What novelist would dare invent such a riches-to-rags tale? I could not put down Lee’s comic-tragic account of Fitzgerald slowly rescuing the family, negotiating council accommodation, teaching at a crammer, helping her daughters with Hamlet and Latin composition while dying her hair with tea bags and cooking Welsh rarebit. From 185 Poynders Garden, London SW4 – Fitzgerald often headed her letters “Squalid Council Flat” – Valpy won a place at Trinity College, Oxford. Desmond, back on board, returned to his chambers before being sacked for stealing. While he sold encyclopedias door-to-door, Fitzgerald and her daughters would enter a restaurant, devour the bread and olive oil, walk out in apparent disgust, then repeat the procedure at subsequent eateries – this constituted supper.

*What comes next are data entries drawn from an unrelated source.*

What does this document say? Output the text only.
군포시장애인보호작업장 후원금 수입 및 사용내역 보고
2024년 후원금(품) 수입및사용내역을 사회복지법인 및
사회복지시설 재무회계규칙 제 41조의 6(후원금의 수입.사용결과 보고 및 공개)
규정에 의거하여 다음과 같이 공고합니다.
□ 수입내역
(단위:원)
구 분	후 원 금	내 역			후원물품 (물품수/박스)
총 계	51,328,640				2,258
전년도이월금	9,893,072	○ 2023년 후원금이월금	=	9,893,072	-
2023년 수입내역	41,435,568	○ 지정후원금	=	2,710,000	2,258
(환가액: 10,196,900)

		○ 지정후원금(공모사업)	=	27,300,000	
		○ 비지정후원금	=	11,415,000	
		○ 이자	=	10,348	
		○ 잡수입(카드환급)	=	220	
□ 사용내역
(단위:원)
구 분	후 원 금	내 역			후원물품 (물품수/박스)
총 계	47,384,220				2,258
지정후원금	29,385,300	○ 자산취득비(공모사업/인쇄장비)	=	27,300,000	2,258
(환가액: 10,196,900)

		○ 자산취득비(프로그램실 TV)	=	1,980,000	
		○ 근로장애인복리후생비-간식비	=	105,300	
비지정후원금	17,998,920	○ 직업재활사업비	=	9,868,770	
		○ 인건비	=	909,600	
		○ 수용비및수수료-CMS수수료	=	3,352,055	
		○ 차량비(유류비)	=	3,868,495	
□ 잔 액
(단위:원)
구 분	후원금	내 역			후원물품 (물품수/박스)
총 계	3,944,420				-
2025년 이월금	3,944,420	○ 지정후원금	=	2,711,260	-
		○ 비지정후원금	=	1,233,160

Fitzgerald did not begin writing until nearly 60, so part of this book is inevitably the story of domesticity gone awry. The bonus is brilliant social history, and more: Lee catches not only the tempo of each decade, but how values from Fitzgerald’s past constantly inform her present. “When I was young I took my father and my three uncles for granted, and it never occurred to me that everyone else wasn’t like them. Later on, I found that this was a mistake, but I’ve never quite managed to adapt myself to it. I still think they were right, and insofar as the world disagrees with them, I disagree with the world.”

This is classic Fitzgerald: confession of weakness masks refusal to compromise. Her self-belief was always there. In 1976, she wrote a comedy to amuse Desmond, who was ill with cancer. Heartbreakingly, Lee suggests, it was not until she was “given permission by Desmond’s death” that she recycled trauma as fiction: Southwold in The Bookshop (1978), the houseboat in Offshore (1979), which won the Booker Prize. Increasingly lauded, she still wore no make-up, carried plastic bags and maintained a style so unworldly that when she visited grandee novelist Anthony Powell, the taxi driver mistook her for a servant.

“She does not think people get what they deserve in this world, but she thinks this is not the only world there is,” says Lee. Was innocence, leitmotif of the late quartet of historical novels, the core of Fitzgerald’s being, or another canny persona? Like many near-mystics, she was fascinated by childhood – philosophising Bernhard in The Blue Flower is among many entrancing, individualised child characters. She was wrapped up in her own children, yet did not kiss or cuddle them, and was so competitive that she cheated while playing the board game Lotto with a three-year-old grandson. Many pupils remember her kindness but others called her a hedgehog – sweet-looking but spiky. AS Byatt, one-time fellow tutor, says she was “not a nice person. Geniuses are not nice people.”

Lee’s nuanced portrait lets us see all these aspects, and the paradox by which Fitzgerald’s steely Victorian seriousness, honed by life’s disappointments, fuelled ambivalent, spare, fragmented, modernist novels. From them, Fitzgerald speaks of “the courage of those who are born to be defeated, the weaknesses of the strong, and the tragedy of misunderstanding and missed opportunities” – which, she adds, “I have done my best to treat as comedy, for otherwise how can we manage to bear it?”